20. März 2025

„Paradebeispiel für überbordende Bürokratie"

IHK zur Einführung einer kommunalen Verpackungssteuer

Münsterland/Emscher-Lippe-Region. – Die Einführung einer kommunalen Steuer auf Einwegverpackungen, wie sie nach dem Vorbild der Stadt Tübingen derzeit auch in manchen Kommunen im Münsterland und in der Emscher-Lippe-Region diskutiert wird, sieht die IHK Nord Westfalen kritisch.
IHK-Hauptgeschäftsführer Dr. Fritz Jaeckel verweist auf den hohen bürokratischen Aufwand, den die Steuer für Gewerbetreibende wie auch für die Verwaltung der Städte und Gemeinden mit sich bringen würde. „Die äußerst kleinteilige Regulierung zur Besteuerung von Einwegverpackungen ist ein Paradebeispiel für überbordende Bürokratie, deren positive Wirkung obendrein auch noch fraglich ist“, betont Jaeckel.
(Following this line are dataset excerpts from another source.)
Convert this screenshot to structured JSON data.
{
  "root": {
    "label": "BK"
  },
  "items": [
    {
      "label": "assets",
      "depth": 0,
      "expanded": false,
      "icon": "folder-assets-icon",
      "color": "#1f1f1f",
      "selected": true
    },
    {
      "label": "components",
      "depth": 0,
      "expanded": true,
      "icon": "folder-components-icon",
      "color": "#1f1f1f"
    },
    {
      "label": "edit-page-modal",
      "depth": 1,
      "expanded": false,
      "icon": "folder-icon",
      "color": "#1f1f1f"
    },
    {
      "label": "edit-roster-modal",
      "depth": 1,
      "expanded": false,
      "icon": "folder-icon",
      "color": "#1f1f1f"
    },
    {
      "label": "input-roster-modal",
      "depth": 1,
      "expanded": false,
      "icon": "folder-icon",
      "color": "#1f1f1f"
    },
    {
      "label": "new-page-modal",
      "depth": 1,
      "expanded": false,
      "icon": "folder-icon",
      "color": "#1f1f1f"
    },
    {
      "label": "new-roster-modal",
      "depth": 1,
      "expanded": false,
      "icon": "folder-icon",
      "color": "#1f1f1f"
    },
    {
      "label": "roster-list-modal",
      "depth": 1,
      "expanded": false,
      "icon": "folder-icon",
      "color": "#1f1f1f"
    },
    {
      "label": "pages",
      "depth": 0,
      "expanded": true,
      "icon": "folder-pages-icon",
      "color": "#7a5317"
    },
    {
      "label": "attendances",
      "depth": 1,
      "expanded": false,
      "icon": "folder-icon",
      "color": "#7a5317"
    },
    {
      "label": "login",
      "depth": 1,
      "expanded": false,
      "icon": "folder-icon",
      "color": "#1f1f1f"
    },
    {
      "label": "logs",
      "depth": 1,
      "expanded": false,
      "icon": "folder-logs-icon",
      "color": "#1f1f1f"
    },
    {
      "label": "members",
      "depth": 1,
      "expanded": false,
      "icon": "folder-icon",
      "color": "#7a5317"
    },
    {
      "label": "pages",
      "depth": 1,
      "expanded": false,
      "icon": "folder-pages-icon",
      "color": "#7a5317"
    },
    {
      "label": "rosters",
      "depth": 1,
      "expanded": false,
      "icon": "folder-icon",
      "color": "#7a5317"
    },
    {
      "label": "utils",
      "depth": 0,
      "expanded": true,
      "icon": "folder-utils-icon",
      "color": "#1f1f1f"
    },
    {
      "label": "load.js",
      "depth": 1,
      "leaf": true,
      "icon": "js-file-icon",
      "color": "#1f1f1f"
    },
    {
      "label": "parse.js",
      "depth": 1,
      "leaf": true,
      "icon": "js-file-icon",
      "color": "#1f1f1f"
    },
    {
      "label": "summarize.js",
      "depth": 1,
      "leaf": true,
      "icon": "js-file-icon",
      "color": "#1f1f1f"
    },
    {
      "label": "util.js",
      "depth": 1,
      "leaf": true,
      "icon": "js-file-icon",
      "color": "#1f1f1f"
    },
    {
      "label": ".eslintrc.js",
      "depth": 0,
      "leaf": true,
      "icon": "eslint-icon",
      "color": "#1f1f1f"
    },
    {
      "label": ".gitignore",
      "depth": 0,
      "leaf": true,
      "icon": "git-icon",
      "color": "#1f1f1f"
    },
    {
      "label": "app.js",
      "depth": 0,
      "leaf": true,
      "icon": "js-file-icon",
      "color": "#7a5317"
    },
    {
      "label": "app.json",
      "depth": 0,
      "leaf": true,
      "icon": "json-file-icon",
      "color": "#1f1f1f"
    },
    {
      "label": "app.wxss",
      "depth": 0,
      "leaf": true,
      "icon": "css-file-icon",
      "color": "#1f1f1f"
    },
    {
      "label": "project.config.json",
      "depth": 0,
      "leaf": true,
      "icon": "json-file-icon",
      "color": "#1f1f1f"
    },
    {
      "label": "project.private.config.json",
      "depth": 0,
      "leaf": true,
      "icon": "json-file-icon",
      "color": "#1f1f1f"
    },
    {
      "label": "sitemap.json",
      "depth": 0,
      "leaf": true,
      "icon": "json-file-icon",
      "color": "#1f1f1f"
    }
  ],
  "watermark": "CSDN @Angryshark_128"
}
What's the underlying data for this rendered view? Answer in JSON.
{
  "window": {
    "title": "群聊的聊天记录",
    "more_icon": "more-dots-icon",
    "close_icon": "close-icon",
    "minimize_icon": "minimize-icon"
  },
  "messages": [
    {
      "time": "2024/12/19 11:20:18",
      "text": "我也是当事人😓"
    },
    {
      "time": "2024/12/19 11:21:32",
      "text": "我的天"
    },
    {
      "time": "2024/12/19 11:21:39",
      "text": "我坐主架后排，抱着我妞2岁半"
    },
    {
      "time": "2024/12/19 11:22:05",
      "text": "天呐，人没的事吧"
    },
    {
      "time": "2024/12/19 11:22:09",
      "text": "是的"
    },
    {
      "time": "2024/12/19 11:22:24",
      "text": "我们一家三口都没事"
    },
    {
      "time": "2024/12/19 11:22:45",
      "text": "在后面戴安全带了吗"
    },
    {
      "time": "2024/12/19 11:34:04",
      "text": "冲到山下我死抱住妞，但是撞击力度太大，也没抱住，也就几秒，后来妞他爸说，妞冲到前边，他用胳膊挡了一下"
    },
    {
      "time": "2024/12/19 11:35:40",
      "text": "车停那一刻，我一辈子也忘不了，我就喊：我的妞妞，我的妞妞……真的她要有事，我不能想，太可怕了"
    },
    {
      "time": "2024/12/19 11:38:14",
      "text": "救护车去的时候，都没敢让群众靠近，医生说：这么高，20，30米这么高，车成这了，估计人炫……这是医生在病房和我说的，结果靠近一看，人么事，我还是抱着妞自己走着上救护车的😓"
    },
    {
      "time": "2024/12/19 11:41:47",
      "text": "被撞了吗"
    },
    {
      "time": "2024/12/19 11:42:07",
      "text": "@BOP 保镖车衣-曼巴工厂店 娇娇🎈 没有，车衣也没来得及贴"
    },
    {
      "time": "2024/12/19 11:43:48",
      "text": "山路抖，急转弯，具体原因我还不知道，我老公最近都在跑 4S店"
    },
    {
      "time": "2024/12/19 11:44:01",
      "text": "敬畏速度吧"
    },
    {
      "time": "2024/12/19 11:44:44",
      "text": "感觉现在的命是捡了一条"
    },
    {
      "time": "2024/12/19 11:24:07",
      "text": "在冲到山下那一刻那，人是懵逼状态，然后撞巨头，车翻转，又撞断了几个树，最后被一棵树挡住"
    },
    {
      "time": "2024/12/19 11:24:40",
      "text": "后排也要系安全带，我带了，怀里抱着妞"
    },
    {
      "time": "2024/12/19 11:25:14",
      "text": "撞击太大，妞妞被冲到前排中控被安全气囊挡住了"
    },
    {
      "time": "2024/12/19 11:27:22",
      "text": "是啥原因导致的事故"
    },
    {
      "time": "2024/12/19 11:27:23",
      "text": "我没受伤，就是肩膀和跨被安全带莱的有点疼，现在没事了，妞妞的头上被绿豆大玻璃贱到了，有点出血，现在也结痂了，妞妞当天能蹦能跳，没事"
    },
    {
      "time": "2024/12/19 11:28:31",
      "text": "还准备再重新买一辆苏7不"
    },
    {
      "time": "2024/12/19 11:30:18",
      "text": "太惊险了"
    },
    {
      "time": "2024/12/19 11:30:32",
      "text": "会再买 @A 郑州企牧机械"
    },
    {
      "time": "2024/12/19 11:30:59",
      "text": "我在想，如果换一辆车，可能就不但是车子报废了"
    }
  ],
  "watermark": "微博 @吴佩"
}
Die Politik laufe Gefahr, die Glaubwürdigkeit bei den Unternehmen zu verlieren, wenn zwar parteiübergreifend Bürokratieabbau versprochen werde, bei den Unternehmen der bürokratische Aufwand aber weiter steige. „Die ernsthaften Bestrebungen auf Landes- und Bundesebene sollten auf lokaler Ebene nicht konterkariert werden,“ so Jaeckel.
Mit der Umsetzung der Steuer gehen nach Einschätzung der IHK aufwändige Beleg- und Nachweispflichten einher, da jeweils im Einzelfall geregelt wird, welche Verpackung unter welchen Bedingungen steuerpflichtig ist oder nicht. Allein die Auslegungshinweise der Stadt Tübingen umfassen 22 Seiten. „Der Pizzakarton vom Lieferdienst ist steuerfrei. Wird die Pizza beim Restaurant um die Ecke abgeholt, fällt auf den Karton eine Steuer an“, nennt Jaeckel ein Beispiel. Betroffen seien nicht nur Gastronomen, sondern auch Lebensmittelhändler und Betreiber von Getränke- und Verpflegungsautomaten. Die Steuer belaste vor allem kleine Unternehmen, die sich vielfach von den Krisen der vergangenen Jahre noch nicht erholt hätten und insgesamt unter zu viel Bürokratie, hohen Kosten und einer angespannten Personallage litten.
Da die Einführung einer Verpackungssteuer auch bei den Kommunen zu einem erhöhten Verwaltungsaufwand führt, haben schon zahlreiche Städte und Gemeinden in ganz Deutschland signalisiert, keine Verpackungssteuer einzuführen. Das lässt Jaeckel hoffen, dass auch die Kommunen im Münsterland und der Emscher-Lippe-Region „schon im eigenen Interesse keine kommunale Verpackungssteuer einführen“. Regionale Unterschiede bei der Einführung einer kommunalen Verpackungssteuer könnten zudem zu Wettbewerbsverzerrungen führen, insbesondere wenn benachbarte Gemeinden keine vergleichbare Regelung haben, weist Jaeckel bei allein 78 Kommunen im Bezirk der IHK Nord Westfalen auf einen möglichen Flickenteppich unterschiedlicher Regelungen hin.
Eine wissenschaftliche Untersuchung der Universität Tübingen, auf die IHK verweist, kam zudem zu dem Ergebnis, dass eine kommunale Verpackungssteuer die Abfallmenge „nicht messbar reduziert“. Hinzu kommt, so Jaeckel, dass Unternehmen bereits heute auf Grundlage geltender Verpackungsgesetze und Verordnungen der Kreislaufwirtschaft maßgebliche Beiträge zur Entsorgung und Verwertung von Verpackungen leisten oder in den Einwegkunststofffonds einzahlen. Viele Unternehmen seien zudem freiwillig auf recyclingfähige Verpackungen umgestiegen. Jaeckel: „Eine zusätzliche Verpackungssteuer belastet die Betriebe nicht nur unverhältnismäßig, sondern bestraft zusätzlich die unternehmerische Initiative“.